With most leading companies using computerised ERP and supply chain management software, we look at how blockchain can evolve supply chain management.
“From connected manufacturing equipment to digital shipping notices and RFID scanning, products are tracked on computerised systems from their earliest origins, often all the way to the recycling bin. Yet despite this huge investment in digital infrastructure, most companies have only limited visibility and insight into where all their products are at any given moment. The culprit, in most cases, is the analog gaps that exist between systems within enterprises and across enterprise boundaries,” commented Paul Brody, Principal & Global Innovation Leader, Blockchain Technology, EY.
Traditional supply chains
While in traditional supply chains production is recorded digitally, when it comes to shipping Brody explains that maintaining information continuity across systems and enterprise boundaries is a challenge, there is “oceans of digital data but only islands of useful information.”

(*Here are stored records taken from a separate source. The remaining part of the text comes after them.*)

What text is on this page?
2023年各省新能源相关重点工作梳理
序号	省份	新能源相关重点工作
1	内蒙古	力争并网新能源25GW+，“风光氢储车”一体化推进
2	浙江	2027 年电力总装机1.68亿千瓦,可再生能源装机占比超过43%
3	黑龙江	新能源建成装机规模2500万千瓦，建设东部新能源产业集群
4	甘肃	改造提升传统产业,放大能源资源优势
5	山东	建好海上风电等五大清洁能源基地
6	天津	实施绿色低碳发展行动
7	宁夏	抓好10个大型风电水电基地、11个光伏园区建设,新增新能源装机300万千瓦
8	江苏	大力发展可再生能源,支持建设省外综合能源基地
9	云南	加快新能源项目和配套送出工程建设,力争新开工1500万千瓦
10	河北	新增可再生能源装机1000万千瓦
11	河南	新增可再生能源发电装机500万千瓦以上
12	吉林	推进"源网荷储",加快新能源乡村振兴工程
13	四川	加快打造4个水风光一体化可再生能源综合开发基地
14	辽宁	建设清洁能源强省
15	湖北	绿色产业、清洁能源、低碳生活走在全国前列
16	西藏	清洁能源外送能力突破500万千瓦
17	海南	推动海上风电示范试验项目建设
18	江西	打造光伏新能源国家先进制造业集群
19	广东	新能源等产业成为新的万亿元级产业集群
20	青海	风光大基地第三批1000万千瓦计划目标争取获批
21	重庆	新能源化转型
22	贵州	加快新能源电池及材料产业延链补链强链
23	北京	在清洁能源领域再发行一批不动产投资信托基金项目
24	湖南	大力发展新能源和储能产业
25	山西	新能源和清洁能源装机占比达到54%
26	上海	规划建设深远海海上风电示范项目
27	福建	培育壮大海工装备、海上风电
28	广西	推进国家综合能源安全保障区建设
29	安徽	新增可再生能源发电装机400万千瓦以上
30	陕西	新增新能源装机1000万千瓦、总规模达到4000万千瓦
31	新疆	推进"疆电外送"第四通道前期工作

The use of systems such as electronic data interchange (EDI) and XML messaging are being utilised by these companies to try and maintain information continuity, but even these system pose their own challenges such as being out of sync and moving data only one stop down the supply chain, “The result: inventory that seems to be in two places at once,” added Brody.
“These systems were created for an era of big, vertically integrated companies with large, but mostly static supply chains.” Although relevant 30 years ago, in today's modern supply chain this is not the case.
The transformation of traditional supply chains
Global supply chains over the years have gone through two major transformations:
Supply chains are no longer traditional networks of OEMs and suppliers, they are now ecosystems with multiple products moving through multiple parties
Supply chains and operations have become increasingly dynamic, with shorter life cycles with more intense ramp-up and ramp-down periods
“With blockchain technology, companies can rebuild their approach to supply chain management at the ecosystem level and go from islands of insight to an integrated global view,” commented Brody.
The power of Blockchain
“Until the advent of bitcoin and blockchain technology, the only way you could get a large number of entities to agree upon a shared, truthful set of data, such as who has what bank balance, was to appoint an impartial intermediary to process and account for all transactions,” highlighted Brody.
With Blockchain technology, it is possible for ecosystems to share and agree on key information without an intermediary. “Blockchains synchronize all data and transactions across the network, and each participant verifies the work and calculations of others.”